偶然の一致への驚きと、事件への憂慮を表情に滲ませる。


<視点:刑事(田中)>


(…説明は、一応理にかなっているか)


田中は内心で呟いた。前日の精神的な不安定さからの衝動的な行動。あり得ない話ではない。防犯カメラの映像も不鮮明で、彼女だと断定できるものではない。ナツキのPCは強力な暗号化が施され、解析には時間がかかっている。彼の部屋からリナに直接結びつく物証も出ていない。


目の前のモデルは、動揺を見せながらも、理路整然と答えている。マネージャーも同席し、彼女のアリバイを補強するだろう。


(…だが、何か引っかかる)


彼女の完璧すぎる受け答え。動揺の中に、時折見せる妙に冷静な瞳。そして、あまりにも出来すぎた偶然の一致。


(今の段階では、これ以上は無理か…)


<視点:私[ナツキ/リナ]>


田中刑事は、「私」の顔をじっと見つめていたが、やがて、「そうですか…」とだけ呟き、追及を打ち切った。隣の佐倉刑事は、メモを取り続けている。佐藤は固唾を飲んで成り行きを見守っている。


(…乗り切った、か…?)


「私」は内心で冷や汗をかきながらも、あくまで平静を装い続けた。


その後、刑事たちはさらにいくつか形式的な質問(ナツキの他の言動で気になる点はなかったか、など)を重ねたが、核心に迫るような追及はなかった。「私」は終始一貫して、「カフェで別れた後は知らない」「彼は少し思い詰めているように見えた」「三軒茶屋へは気分転換で衝動的に行ったが、彼とは無関係」という証言を繰り返した。


やがて、田中刑事は、「本日はありがとうございました。大変参考になりました。また何かありましたら、ご連絡させていただくかもしれませんが、本日はこれで」と、聴取の終わりを告げた。
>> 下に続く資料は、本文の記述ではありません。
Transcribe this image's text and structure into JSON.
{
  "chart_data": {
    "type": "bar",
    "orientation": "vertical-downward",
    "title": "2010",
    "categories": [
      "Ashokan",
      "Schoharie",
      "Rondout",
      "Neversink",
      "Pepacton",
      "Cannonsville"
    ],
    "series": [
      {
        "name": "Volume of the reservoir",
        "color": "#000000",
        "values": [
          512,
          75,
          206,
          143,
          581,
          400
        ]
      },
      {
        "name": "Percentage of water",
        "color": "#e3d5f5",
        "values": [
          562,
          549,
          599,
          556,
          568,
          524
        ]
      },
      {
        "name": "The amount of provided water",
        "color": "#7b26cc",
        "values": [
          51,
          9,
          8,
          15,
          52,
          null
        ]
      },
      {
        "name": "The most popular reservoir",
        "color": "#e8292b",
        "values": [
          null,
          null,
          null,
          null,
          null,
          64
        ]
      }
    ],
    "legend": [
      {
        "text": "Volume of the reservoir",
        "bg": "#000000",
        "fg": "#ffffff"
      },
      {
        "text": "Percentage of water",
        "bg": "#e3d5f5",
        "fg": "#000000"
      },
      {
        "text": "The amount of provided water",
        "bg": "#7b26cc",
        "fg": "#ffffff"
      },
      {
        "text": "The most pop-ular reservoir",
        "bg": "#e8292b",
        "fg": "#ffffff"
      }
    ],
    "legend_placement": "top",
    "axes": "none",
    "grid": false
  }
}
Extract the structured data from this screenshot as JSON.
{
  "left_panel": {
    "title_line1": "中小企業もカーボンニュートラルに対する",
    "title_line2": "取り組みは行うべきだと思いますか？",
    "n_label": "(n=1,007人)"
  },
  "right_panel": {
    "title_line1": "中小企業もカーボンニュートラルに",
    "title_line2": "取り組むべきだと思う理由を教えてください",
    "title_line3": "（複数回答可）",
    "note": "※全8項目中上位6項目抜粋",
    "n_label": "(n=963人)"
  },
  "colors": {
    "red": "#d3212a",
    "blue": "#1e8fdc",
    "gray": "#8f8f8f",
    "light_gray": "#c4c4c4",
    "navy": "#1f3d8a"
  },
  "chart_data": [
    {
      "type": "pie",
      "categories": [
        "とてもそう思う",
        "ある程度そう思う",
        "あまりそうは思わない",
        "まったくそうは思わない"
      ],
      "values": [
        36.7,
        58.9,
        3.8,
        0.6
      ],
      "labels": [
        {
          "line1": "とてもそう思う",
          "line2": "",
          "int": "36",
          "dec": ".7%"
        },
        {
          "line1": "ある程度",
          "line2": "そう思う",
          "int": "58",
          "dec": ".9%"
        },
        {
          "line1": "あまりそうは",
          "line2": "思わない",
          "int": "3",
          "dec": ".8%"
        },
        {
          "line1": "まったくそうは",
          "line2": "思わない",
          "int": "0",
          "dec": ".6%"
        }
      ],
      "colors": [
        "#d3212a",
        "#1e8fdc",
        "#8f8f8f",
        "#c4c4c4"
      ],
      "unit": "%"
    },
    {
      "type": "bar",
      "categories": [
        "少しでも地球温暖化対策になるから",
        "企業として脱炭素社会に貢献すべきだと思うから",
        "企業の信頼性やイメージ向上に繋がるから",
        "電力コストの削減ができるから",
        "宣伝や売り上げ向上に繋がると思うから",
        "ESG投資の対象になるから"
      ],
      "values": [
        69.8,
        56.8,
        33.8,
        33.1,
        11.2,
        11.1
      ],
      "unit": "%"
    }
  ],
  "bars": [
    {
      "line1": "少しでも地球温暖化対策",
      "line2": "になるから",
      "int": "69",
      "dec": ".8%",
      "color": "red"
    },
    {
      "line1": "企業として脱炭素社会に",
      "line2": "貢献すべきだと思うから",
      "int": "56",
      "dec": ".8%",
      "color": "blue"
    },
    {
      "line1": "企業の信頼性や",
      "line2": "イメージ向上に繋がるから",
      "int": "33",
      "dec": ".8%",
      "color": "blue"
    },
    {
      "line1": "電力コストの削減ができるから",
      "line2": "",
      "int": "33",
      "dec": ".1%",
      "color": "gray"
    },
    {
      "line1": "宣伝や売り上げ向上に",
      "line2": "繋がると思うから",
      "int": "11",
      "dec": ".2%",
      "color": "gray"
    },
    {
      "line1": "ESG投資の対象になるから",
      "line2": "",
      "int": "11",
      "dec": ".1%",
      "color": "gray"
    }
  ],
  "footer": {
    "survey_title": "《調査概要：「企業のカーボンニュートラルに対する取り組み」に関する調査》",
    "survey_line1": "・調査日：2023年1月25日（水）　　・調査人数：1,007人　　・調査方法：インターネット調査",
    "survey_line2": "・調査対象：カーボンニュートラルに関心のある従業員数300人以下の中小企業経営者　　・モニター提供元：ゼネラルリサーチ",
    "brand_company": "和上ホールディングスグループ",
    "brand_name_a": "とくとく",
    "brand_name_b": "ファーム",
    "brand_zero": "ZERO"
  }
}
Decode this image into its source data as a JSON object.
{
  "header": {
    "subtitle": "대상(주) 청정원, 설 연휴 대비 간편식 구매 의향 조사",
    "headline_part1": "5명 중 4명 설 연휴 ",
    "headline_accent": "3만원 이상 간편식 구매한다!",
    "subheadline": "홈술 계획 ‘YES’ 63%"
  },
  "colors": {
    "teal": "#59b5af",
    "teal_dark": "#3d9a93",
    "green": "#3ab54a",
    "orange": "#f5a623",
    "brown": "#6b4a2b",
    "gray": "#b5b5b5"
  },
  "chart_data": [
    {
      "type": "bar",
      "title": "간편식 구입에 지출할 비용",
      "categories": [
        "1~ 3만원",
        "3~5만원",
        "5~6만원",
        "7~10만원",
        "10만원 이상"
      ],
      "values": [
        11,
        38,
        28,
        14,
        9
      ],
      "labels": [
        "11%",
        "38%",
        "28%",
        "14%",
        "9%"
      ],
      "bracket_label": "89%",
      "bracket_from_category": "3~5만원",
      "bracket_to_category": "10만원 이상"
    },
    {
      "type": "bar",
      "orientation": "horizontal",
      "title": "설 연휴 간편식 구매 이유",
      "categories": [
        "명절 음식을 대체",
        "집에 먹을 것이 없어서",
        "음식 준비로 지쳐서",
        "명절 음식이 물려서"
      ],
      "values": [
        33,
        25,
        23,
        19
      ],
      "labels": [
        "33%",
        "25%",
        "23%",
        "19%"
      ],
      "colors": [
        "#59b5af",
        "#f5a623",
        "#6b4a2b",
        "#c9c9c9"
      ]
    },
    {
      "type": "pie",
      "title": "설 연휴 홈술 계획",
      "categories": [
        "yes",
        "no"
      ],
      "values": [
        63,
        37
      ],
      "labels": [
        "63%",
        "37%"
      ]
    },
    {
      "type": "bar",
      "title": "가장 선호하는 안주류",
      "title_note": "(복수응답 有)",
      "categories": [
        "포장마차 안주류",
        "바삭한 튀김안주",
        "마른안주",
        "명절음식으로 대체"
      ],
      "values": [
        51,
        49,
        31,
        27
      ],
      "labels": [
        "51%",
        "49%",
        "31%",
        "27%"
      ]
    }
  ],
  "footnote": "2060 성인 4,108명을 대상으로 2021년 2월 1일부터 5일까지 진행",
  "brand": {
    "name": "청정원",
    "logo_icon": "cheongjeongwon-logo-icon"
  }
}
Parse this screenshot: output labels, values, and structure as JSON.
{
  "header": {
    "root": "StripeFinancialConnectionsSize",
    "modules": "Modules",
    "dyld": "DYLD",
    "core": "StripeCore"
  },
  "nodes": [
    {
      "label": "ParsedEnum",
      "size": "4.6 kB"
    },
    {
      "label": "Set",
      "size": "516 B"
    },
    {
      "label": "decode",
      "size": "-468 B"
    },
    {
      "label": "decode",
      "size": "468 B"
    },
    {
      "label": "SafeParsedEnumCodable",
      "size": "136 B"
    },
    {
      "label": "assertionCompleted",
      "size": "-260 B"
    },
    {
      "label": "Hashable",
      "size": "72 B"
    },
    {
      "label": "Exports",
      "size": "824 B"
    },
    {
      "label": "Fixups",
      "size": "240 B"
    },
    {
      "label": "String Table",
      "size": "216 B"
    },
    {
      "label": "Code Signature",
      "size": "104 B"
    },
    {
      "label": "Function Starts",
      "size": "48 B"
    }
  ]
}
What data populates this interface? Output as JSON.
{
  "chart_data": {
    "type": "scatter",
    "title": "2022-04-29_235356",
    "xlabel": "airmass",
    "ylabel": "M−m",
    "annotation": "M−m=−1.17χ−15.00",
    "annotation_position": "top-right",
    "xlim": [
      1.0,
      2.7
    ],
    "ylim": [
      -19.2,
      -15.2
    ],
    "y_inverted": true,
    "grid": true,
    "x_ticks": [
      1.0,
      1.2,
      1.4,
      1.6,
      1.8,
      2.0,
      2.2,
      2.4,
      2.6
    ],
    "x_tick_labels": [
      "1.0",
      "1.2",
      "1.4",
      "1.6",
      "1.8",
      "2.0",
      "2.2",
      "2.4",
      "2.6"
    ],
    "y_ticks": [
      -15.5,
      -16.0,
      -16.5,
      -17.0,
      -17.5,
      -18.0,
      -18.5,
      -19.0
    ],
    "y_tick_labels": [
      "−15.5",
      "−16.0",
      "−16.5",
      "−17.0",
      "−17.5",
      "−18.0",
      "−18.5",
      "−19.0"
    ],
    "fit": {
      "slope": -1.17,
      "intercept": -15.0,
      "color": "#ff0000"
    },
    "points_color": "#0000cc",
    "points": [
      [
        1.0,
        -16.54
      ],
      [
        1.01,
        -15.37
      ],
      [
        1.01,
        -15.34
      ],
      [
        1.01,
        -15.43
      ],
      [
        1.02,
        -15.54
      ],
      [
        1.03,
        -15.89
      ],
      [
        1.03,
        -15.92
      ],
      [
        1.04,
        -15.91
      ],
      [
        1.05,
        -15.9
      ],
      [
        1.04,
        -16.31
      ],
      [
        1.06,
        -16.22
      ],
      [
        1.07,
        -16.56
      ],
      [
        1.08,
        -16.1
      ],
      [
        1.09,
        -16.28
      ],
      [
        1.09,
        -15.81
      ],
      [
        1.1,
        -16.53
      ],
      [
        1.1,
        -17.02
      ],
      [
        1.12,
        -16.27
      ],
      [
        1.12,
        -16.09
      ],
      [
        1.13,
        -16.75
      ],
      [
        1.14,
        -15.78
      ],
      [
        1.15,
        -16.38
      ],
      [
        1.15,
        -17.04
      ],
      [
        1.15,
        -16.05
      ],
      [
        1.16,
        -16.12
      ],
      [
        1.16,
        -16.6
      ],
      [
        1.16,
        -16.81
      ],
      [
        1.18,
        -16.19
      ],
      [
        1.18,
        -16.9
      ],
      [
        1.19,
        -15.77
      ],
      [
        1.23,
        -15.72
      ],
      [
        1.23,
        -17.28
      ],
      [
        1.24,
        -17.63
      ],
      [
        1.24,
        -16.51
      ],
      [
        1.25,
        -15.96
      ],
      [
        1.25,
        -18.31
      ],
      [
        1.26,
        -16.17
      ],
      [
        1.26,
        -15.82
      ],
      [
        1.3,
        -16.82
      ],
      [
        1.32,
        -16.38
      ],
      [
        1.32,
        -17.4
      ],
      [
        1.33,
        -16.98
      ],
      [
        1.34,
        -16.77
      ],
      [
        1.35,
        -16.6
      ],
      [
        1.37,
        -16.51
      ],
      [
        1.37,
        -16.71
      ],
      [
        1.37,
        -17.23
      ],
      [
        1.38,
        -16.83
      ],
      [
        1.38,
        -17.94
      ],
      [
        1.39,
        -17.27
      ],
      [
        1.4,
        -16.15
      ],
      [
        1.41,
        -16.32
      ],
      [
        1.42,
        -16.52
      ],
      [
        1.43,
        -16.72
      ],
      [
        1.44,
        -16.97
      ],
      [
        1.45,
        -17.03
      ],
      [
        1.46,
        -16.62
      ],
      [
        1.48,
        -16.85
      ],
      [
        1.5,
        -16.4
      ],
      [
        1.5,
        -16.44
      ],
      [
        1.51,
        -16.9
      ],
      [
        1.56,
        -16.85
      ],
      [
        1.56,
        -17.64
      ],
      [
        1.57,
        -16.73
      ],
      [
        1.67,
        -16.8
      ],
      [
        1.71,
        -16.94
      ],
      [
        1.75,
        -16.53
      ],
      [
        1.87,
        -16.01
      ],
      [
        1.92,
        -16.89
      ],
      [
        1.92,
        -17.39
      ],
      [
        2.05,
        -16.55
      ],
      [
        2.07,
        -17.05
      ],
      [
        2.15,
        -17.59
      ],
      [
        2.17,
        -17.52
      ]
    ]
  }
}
刑事たちが部屋を出ていくと、張り詰めていた糸が切れたように、「私」はソファの背に深く身体を預けた。どっと疲労感が押し寄せる。


「大丈夫…?」佐藤が心配そうに声をかける。


「ええ… 大丈夫。ありがとう、佐藤さん」


疲労感を滲ませながらも、どこか吹っ切れたようなリナの表情。それを演じきりながら、「私」は思う。


大きな関門は突破した。


だが、警察の疑いが完全に晴れたわけではないだろう。ナツキの失踪は、まだ解決していない。捜査も、これで終わりではないかもしれない。


それでも、「私」は、自分たちの秘密を守り抜いた。この、二人で一つになった生活を、未来を守るために。


融合した魂は、この試練を乗り越えたことで、さらに強く、固く結びついていくのを感じていた。